Bold Diagrammatic Monte Carlo technique for frustrated spin systems

TL;DR

This paper introduces a versatile diagrammatic Monte Carlo method for frustrated spin systems, enabling finite-temperature calculations across various dimensions and geometries, demonstrated through susceptibility computations on a triangular lattice.

Contribution

The authors develop a general fermionic diagrammatic Monte Carlo algorithm applicable to any dimension and lattice type for frustrated spin models, extending computational capabilities.

Findings

Computed uniform magnetic susceptibility matching high-temperature expansions.

Analyzed momentum-dependent static magnetic susceptibility across the Brillouin zone.

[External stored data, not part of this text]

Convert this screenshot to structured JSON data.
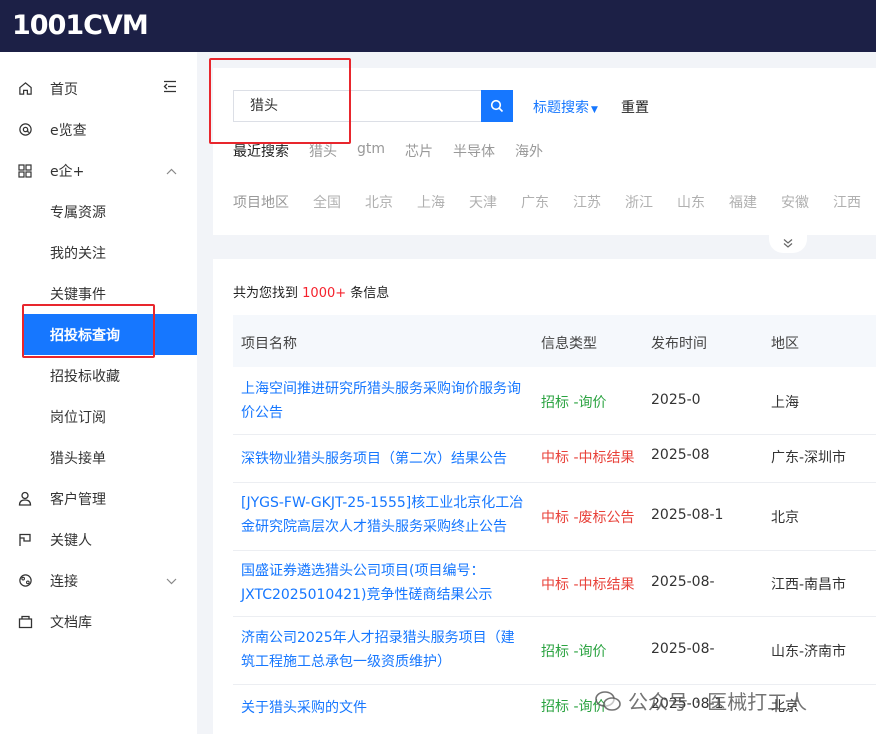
{
  "brand": {
    "logo_text": "1001CVM"
  },
  "sidebar": {
    "items": [
      {
        "label": "首页",
        "icon": "home-icon",
        "name": "sidebar-item-home"
      },
      {
        "label": "e览查",
        "icon": "at-icon",
        "name": "sidebar-item-elancha"
      },
      {
        "label": "e企+",
        "icon": "grid-icon",
        "name": "sidebar-item-eqi"
      },
      {
        "label": "专属资源",
        "name": "sidebar-item-exclusive"
      },
      {
        "label": "我的关注",
        "name": "sidebar-item-follow"
      },
      {
        "label": "关键事件",
        "name": "sidebar-item-events"
      },
      {
        "label": "招投标查询",
        "name": "sidebar-item-bid-search"
      },
      {
        "label": "招投标收藏",
        "name": "sidebar-item-bid-fav"
      },
      {
        "label": "岗位订阅",
        "name": "sidebar-item-jobs"
      },
      {
        "label": "猎头接单",
        "name": "sidebar-item-headhunt"
      },
      {
        "label": "客户管理",
        "icon": "user-icon",
        "name": "sidebar-item-customers"
      },
      {
        "label": "关键人",
        "icon": "flag-icon",
        "name": "sidebar-item-keyperson"
      },
      {
        "label": "连接",
        "icon": "link-icon",
        "name": "sidebar-item-connect"
      },
      {
        "label": "文档库",
        "icon": "doc-icon",
        "name": "sidebar-item-docs"
      }
    ]
  },
  "search": {
    "value": "猎头",
    "mode_label": "标题搜索",
    "reset_label": "重置",
    "recent_label": "最近搜索",
    "recent_tags": [
      "猎头",
      "gtm",
      "芯片",
      "半导体",
      "海外"
    ],
    "region_label": "项目地区",
    "regions": [
      "全国",
      "北京",
      "上海",
      "天津",
      "广东",
      "江苏",
      "浙江",
      "山东",
      "福建",
      "安徽",
      "江西"
    ]
  },
  "results": {
    "count_prefix": "共为您找到",
    "count": "1000+",
    "count_suffix": "条信息",
    "columns": [
      "项目名称",
      "信息类型",
      "发布时间",
      "地区"
    ],
    "rows": [
      {
        "name": "上海空间推进研究所猎头服务采购询价服务询价公告",
        "type": "招标 -询价",
        "date": "2025-0",
        "region": "上海"
      },
      {
        "name": "深铁物业猎头服务项目（第二次）结果公告",
        "type": "中标 -中标结果",
        "date": "2025-08",
        "region": "广东-深圳市"
      },
      {
        "name": "[JYGS-FW-GKJT-25-1555]核工业北京化工冶金研究院高层次人才猎头服务采购终止公告",
        "type": "中标 -废标公告",
        "date": "2025-08-1",
        "region": "北京"
      },
      {
        "name": "国盛证券遴选猎头公司项目(项目编号：JXTC2025010421)竞争性磋商结果公示",
        "type": "中标 -中标结果",
        "date": "2025-08-",
        "region": "江西-南昌市"
      },
      {
        "name": "济南公司2025年人才招录猎头服务项目（建筑工程施工总承包一级资质维护）",
        "type": "招标 -询价",
        "date": "2025-08-",
        "region": "山东-济南市"
      },
      {
        "name": "关于猎头采购的文件",
        "type": "招标 -询价",
        "date": "2025-08-1",
        "region": "北京"
      }
    ]
  },
  "watermark": {
    "text": "公众号 · 医械打工人"
  },
  "colors": {
    "accent": "#1677ff",
    "topbar": "#1c2046",
    "green": "#2ba341",
    "red": "#e8423a",
    "highlight": "#e8262d"
  }
}
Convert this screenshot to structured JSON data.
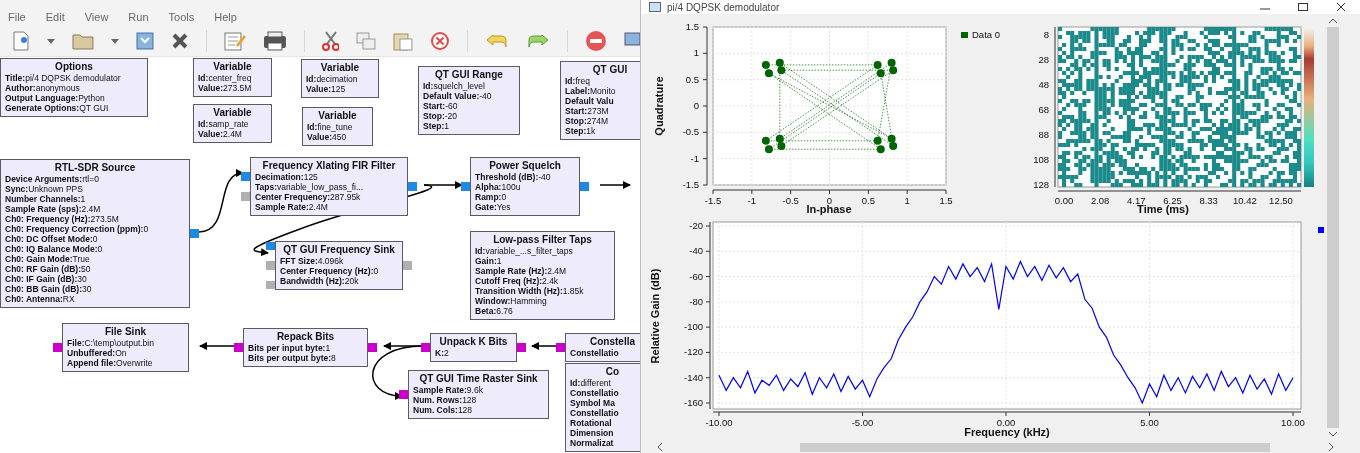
{
  "flowgraph_window": {
    "menu": [
      "File",
      "Edit",
      "View",
      "Run",
      "Tools",
      "Help"
    ]
  },
  "blocks": [
    {
      "title": "Options",
      "params": [
        {
          "label": "Title:",
          "value": "pi/4 DQPSK demodulator"
        },
        {
          "label": "Author:",
          "value": "anonymous"
        },
        {
          "label": "Output Language:",
          "value": "Python"
        },
        {
          "label": "Generate Options:",
          "value": "QT GUI"
        }
      ]
    },
    {
      "title": "Variable",
      "params": [
        {
          "label": "Id:",
          "value": "center_freq"
        },
        {
          "label": "Value:",
          "value": "273.5M"
        }
      ]
    },
    {
      "title": "Variable",
      "params": [
        {
          "label": "Id:",
          "value": "samp_rate"
        },
        {
          "label": "Value:",
          "value": "2.4M"
        }
      ]
    },
    {
      "title": "Variable",
      "params": [
        {
          "label": "Id:",
          "value": "decimation"
        },
        {
          "label": "Value:",
          "value": "125"
        }
      ]
    },
    {
      "title": "Variable",
      "params": [
        {
          "label": "Id:",
          "value": "fine_tune"
        },
        {
          "label": "Value:",
          "value": "450"
        }
      ]
    },
    {
      "title": "QT GUI Range",
      "params": [
        {
          "label": "Id:",
          "value": "squelch_level"
        },
        {
          "label": "Default Value:",
          "value": "-40"
        },
        {
          "label": "Start:",
          "value": "-60"
        },
        {
          "label": "Stop:",
          "value": "-20"
        },
        {
          "label": "Step:",
          "value": "1"
        }
      ]
    },
    {
      "title": "QT GUI",
      "params": [
        {
          "label": "Id:",
          "value": "freq"
        },
        {
          "label": "Label:",
          "value": "Monito"
        },
        {
          "label": "Default Valu"
        },
        {
          "label": "Start:",
          "value": "273M"
        },
        {
          "label": "Stop:",
          "value": "274M"
        },
        {
          "label": "Step:",
          "value": "1k"
        }
      ]
    },
    {
      "title": "RTL-SDR Source",
      "params": [
        {
          "label": "Device Arguments:",
          "value": "rtl=0"
        },
        {
          "label": "Sync:",
          "value": "Unknown PPS"
        },
        {
          "label": "Number Channels:",
          "value": "1"
        },
        {
          "label": "Sample Rate (sps):",
          "value": "2.4M"
        },
        {
          "label": "Ch0: Frequency (Hz):",
          "value": "273.5M"
        },
        {
          "label": "Ch0: Frequency Correction (ppm):",
          "value": "0"
        },
        {
          "label": "Ch0: DC Offset Mode:",
          "value": "0"
        },
        {
          "label": "Ch0: IQ Balance Mode:",
          "value": "0"
        },
        {
          "label": "Ch0: Gain Mode:",
          "value": "True"
        },
        {
          "label": "Ch0: RF Gain (dB):",
          "value": "50"
        },
        {
          "label": "Ch0: IF Gain (dB):",
          "value": "30"
        },
        {
          "label": "Ch0: BB Gain (dB):",
          "value": "30"
        },
        {
          "label": "Ch0: Antenna:",
          "value": "RX"
        }
      ],
      "outputs": [
        {
          "color": "#1e88e5"
        }
      ]
    },
    {
      "title": "Frequency Xlating FIR Filter",
      "params": [
        {
          "label": "Decimation:",
          "value": "125"
        },
        {
          "label": "Taps:",
          "value": "variable_low_pass_fi..."
        },
        {
          "label": "Center Frequency:",
          "value": "287.95k"
        },
        {
          "label": "Sample Rate:",
          "value": "2.4M"
        }
      ],
      "inputs": [
        {
          "color": "#1e88e5"
        },
        {
          "color": "#b0b0b0"
        }
      ],
      "outputs": [
        {
          "color": "#1e88e5"
        }
      ]
    },
    {
      "title": "Power Squelch",
      "params": [
        {
          "label": "Threshold (dB):",
          "value": "-40"
        },
        {
          "label": "Alpha:",
          "value": "100u"
        },
        {
          "label": "Ramp:",
          "value": "0"
        },
        {
          "label": "Gate:",
          "value": "Yes"
        }
      ],
      "inputs": [
        {
          "color": "#1e88e5"
        }
      ],
      "outputs": [
        {
          "color": "#1e88e5"
        }
      ]
    },
    {
      "title": "QT GUI Frequency Sink",
      "params": [
        {
          "label": "FFT Size:",
          "value": "4.096k"
        },
        {
          "label": "Center Frequency (Hz):",
          "value": "0"
        },
        {
          "label": "Bandwidth (Hz):",
          "value": "20k"
        }
      ],
      "inputs": [
        {
          "color": "#1e88e5"
        },
        {
          "color": "#b0b0b0"
        },
        {
          "color": "#b0b0b0"
        }
      ],
      "outputs": [
        {
          "color": "#b0b0b0"
        }
      ]
    },
    {
      "title": "Low-pass Filter Taps",
      "params": [
        {
          "label": "Id:",
          "value": "variable_...s_filter_taps"
        },
        {
          "label": "Gain:",
          "value": "1"
        },
        {
          "label": "Sample Rate (Hz):",
          "value": "2.4M"
        },
        {
          "label": "Cutoff Freq (Hz):",
          "value": "2.4k"
        },
        {
          "label": "Transition Width (Hz):",
          "value": "1.85k"
        },
        {
          "label": "Window:",
          "value": "Hamming"
        },
        {
          "label": "Beta:",
          "value": "6.76"
        }
      ]
    },
    {
      "title": "File Sink",
      "params": [
        {
          "label": "File:",
          "value": "C:\\temp\\output.bin"
        },
        {
          "label": "Unbuffered:",
          "value": "On"
        },
        {
          "label": "Append file:",
          "value": "Overwrite"
        }
      ],
      "inputs": [
        {
          "color": "#cc00cc"
        }
      ]
    },
    {
      "title": "Repack Bits",
      "params": [
        {
          "label": "Bits per input byte:",
          "value": "1"
        },
        {
          "label": "Bits per output byte:",
          "value": "8"
        }
      ],
      "inputs": [
        {
          "color": "#cc00cc"
        }
      ],
      "outputs": [
        {
          "color": "#cc00cc"
        }
      ]
    },
    {
      "title": "Unpack K Bits",
      "params": [
        {
          "label": "K:",
          "value": "2"
        }
      ],
      "inputs": [
        {
          "color": "#cc00cc"
        }
      ],
      "outputs": [
        {
          "color": "#cc00cc"
        }
      ]
    },
    {
      "title": "QT GUI Time Raster Sink",
      "params": [
        {
          "label": "Sample Rate:",
          "value": "9.6k"
        },
        {
          "label": "Num. Rows:",
          "value": "128"
        },
        {
          "label": "Num. Cols:",
          "value": "128"
        }
      ],
      "inputs": [
        {
          "color": "#cc00cc"
        }
      ]
    },
    {
      "title": "Constella",
      "params": [
        {
          "label": "Constellatio"
        }
      ],
      "inputs": [
        {
          "color": "#cc00cc"
        }
      ]
    },
    {
      "title": "Co",
      "params": [
        {
          "label": "Id:",
          "value": "different"
        },
        {
          "label": "Constellatio"
        },
        {
          "label": "Symbol Ma"
        },
        {
          "label": "Constellatio"
        },
        {
          "label": "Rotational"
        },
        {
          "label": "Dimension"
        },
        {
          "label": "Normalizat"
        }
      ]
    }
  ],
  "plot_window": {
    "title": "pi/4 DQPSK demodulator",
    "constellation": {
      "chart_data": {
        "type": "line",
        "xlabel": "In-phase",
        "ylabel": "Quadrature",
        "grid": true,
        "xlim": [
          -1.5,
          1.5
        ],
        "ylim": [
          -1.5,
          1.5
        ],
        "xticks": [
          -1.5,
          -1,
          -0.5,
          0,
          0.5,
          1,
          1.5
        ],
        "yticks": [
          -1.5,
          -1,
          -0.5,
          0,
          0.5,
          1,
          1.5
        ],
        "x": [
          -0.82,
          0.62,
          -0.82,
          0.62,
          0.8,
          -0.64,
          -0.64,
          0.8,
          -0.78,
          0.66,
          -0.78,
          0.66,
          0.82,
          -0.62,
          0.82,
          -0.62
        ],
        "series": [
          {
            "name": "Data 0",
            "color": "#006400",
            "line_style": "dotted",
            "marker": "circle",
            "values": [
              0.78,
              0.78,
              -0.66,
              -0.66,
              0.82,
              -0.62,
              0.82,
              -0.62,
              0.62,
              -0.82,
              -0.82,
              0.62,
              -0.76,
              0.68,
              0.68,
              -0.76
            ]
          }
        ]
      }
    },
    "time_raster": {
      "xlabel": "Time (ms)",
      "x_tick_labels": [
        "0.00",
        "2.08",
        "4.17",
        "6.25",
        "8.33",
        "10.42",
        "12.50"
      ],
      "y_tick_labels": [
        "8",
        "28",
        "48",
        "68",
        "88",
        "108",
        "128"
      ]
    },
    "frequency_sink": {
      "chart_data": {
        "type": "line",
        "xlabel": "Frequency (kHz)",
        "ylabel": "Relative Gain (dB)",
        "grid": true,
        "xlim": [
          -10,
          10
        ],
        "ylim": [
          -160,
          -20
        ],
        "xticks": [
          {
            "value": -10,
            "label": "-10.00"
          },
          {
            "value": -5,
            "label": "-5.00"
          },
          {
            "value": 0,
            "label": "0.00"
          },
          {
            "value": 5,
            "label": "5.00"
          },
          {
            "value": 10,
            "label": "10.00"
          }
        ],
        "yticks": [
          -20,
          -40,
          -60,
          -80,
          -100,
          -120,
          -140,
          -160
        ],
        "x": [
          -10,
          -9.75,
          -9.5,
          -9.25,
          -9,
          -8.75,
          -8.5,
          -8.25,
          -8,
          -7.75,
          -7.5,
          -7.25,
          -7,
          -6.75,
          -6.5,
          -6.25,
          -6,
          -5.75,
          -5.5,
          -5.25,
          -5,
          -4.75,
          -4.5,
          -4.25,
          -4,
          -3.75,
          -3.5,
          -3.25,
          -3,
          -2.75,
          -2.5,
          -2.25,
          -2,
          -1.75,
          -1.5,
          -1.25,
          -1,
          -0.75,
          -0.5,
          -0.25,
          0,
          0.25,
          0.5,
          0.75,
          1,
          1.25,
          1.5,
          1.75,
          2,
          2.25,
          2.5,
          2.75,
          3,
          3.25,
          3.5,
          3.75,
          4,
          4.25,
          4.5,
          4.75,
          5,
          5.25,
          5.5,
          5.75,
          6,
          6.25,
          6.5,
          6.75,
          7,
          7.25,
          7.5,
          7.75,
          8,
          8.25,
          8.5,
          8.75,
          9,
          9.25,
          9.5,
          9.75,
          10
        ],
        "series": [
          {
            "color": "#0000ff",
            "values": [
              -138,
              -150,
              -140,
              -148,
              -135,
              -152,
              -142,
              -146,
              -138,
              -150,
              -141,
              -147,
              -136,
              -153,
              -140,
              -148,
              -137,
              -151,
              -139,
              -149,
              -142,
              -155,
              -141,
              -132,
              -125,
              -110,
              -100,
              -92,
              -80,
              -72,
              -60,
              -66,
              -52,
              -62,
              -50,
              -60,
              -53,
              -64,
              -50,
              -86,
              -52,
              -62,
              -48,
              -60,
              -52,
              -63,
              -51,
              -61,
              -53,
              -64,
              -58,
              -78,
              -85,
              -100,
              -108,
              -122,
              -130,
              -140,
              -148,
              -160,
              -145,
              -155,
              -138,
              -150,
              -140,
              -152,
              -139,
              -148,
              -137,
              -150,
              -135,
              -147,
              -140,
              -152,
              -138,
              -149,
              -141,
              -153,
              -137,
              -150,
              -140
            ]
          }
        ]
      }
    }
  }
}
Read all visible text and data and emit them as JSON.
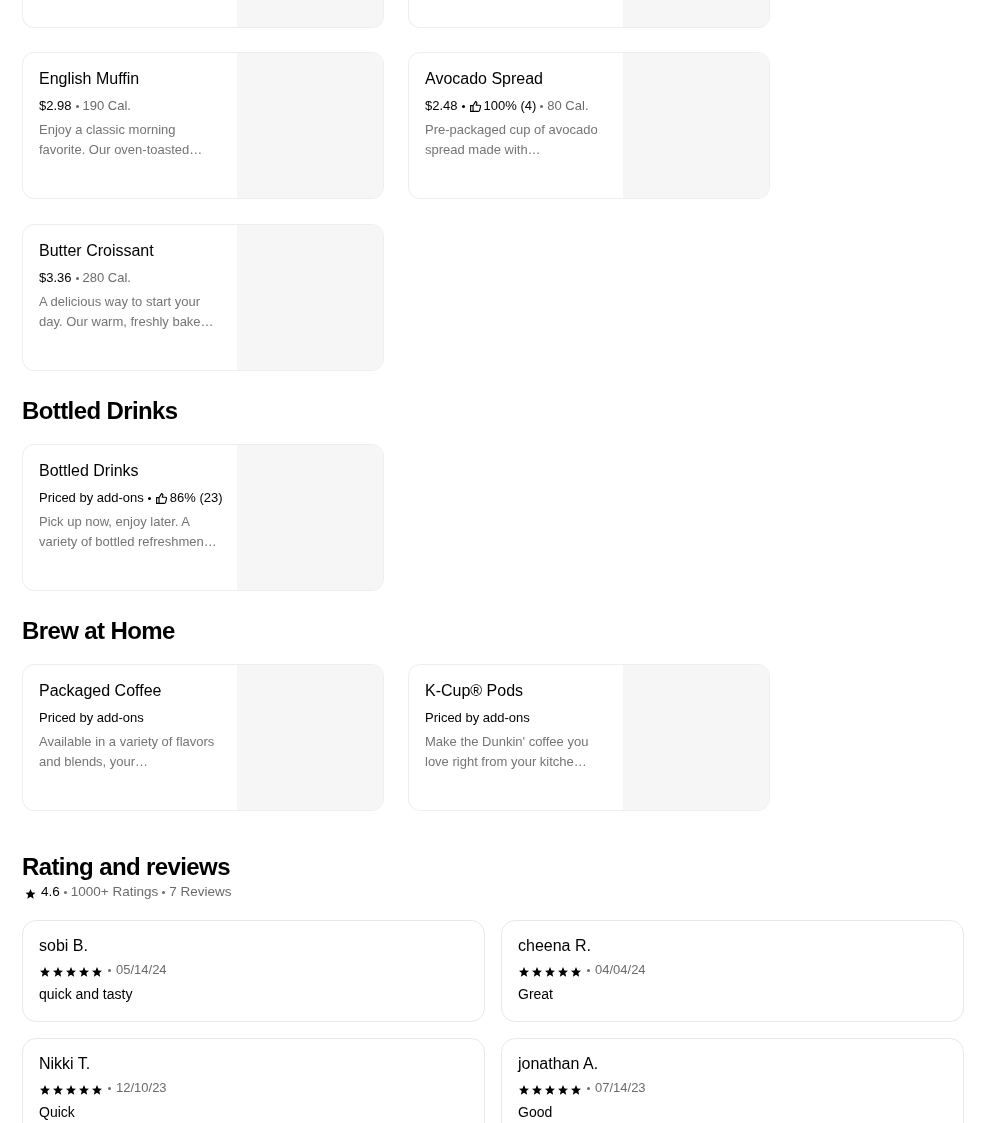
{
  "sections": [
    {
      "items": [
        {
          "cut_off": true
        },
        {
          "cut_off": true
        }
      ]
    },
    {
      "items": [
        {
          "cut_off": false,
          "name": "English Muffin",
          "meta": [
            {
              "kind": "price",
              "text": "$2.98"
            },
            {
              "kind": "calories",
              "text": "190 Cal."
            }
          ],
          "description": "Enjoy a classic morning favorite. Our oven-toasted…"
        },
        {
          "cut_off": false,
          "name": "Avocado Spread",
          "meta": [
            {
              "kind": "price",
              "text": "$2.48"
            },
            {
              "kind": "rating",
              "text": "100% (4)"
            },
            {
              "kind": "calories",
              "text": "80 Cal."
            }
          ],
          "description": "Pre-packaged cup of avocado spread made with…"
        },
        {
          "cut_off": false,
          "name": "Butter Croissant",
          "meta": [
            {
              "kind": "price",
              "text": "$3.36"
            },
            {
              "kind": "calories",
              "text": "280 Cal."
            }
          ],
          "description": "A delicious way to start your day. Our warm, freshly bake…"
        }
      ]
    },
    {
      "heading": "Bottled Drinks",
      "items": [
        {
          "cut_off": false,
          "name": "Bottled Drinks",
          "meta": [
            {
              "kind": "price",
              "text": "Priced by add-ons"
            },
            {
              "kind": "rating",
              "text": "86% (23)"
            }
          ],
          "description": "Pick up now, enjoy later. A variety of bottled refreshmen…"
        }
      ]
    },
    {
      "heading": "Brew at Home",
      "items": [
        {
          "cut_off": false,
          "name": "Packaged Coffee",
          "meta": [
            {
              "kind": "price",
              "text": "Priced by add-ons"
            }
          ],
          "description": "Available in a variety of flavors and blends, your…"
        },
        {
          "cut_off": false,
          "name": "K-Cup® Pods",
          "meta": [
            {
              "kind": "price",
              "text": "Priced by add-ons"
            }
          ],
          "description": "Make the Dunkin' coffee you love right from your kitche…"
        }
      ]
    }
  ],
  "reviews_section": {
    "heading": "Rating and reviews",
    "rating": "4.6",
    "ratings_count": "1000+ Ratings",
    "reviews_count": "7 Reviews",
    "reviews": [
      {
        "name": "sobi B.",
        "stars": 5,
        "date": "05/14/24",
        "text": "quick and tasty"
      },
      {
        "name": "cheena R.",
        "stars": 5,
        "date": "04/04/24",
        "text": "Great"
      },
      {
        "name": "Nikki T.",
        "stars": 5,
        "date": "12/10/23",
        "text": "Quick"
      },
      {
        "name": "jonathan A.",
        "stars": 5,
        "date": "07/14/23",
        "text": "Good"
      }
    ]
  }
}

Validated the method's applicability to frustrated magnetic systems.

Abstract

Using fermionic representation of spin degrees of freedom within the Popov-Fedotov approach we develop an algorithm for Monte Carlo sampling of skeleton Feynman diagrams for Heisenberg type models. Our scheme works without modifications for any dimension of space, lattice geometry, and interaction range, i.e. it is suitable for dealing with frustrated magnetic systems at finite temperature. As a practical application we compute uniform magnetic susceptibility of the antiferromagnetic Heisenberg model on the triangular lattice and compare our results with the best available high-temperature expansions. We also report results for the momentum-dependence of the static magnetic susceptibility throughout the Brillouin zone.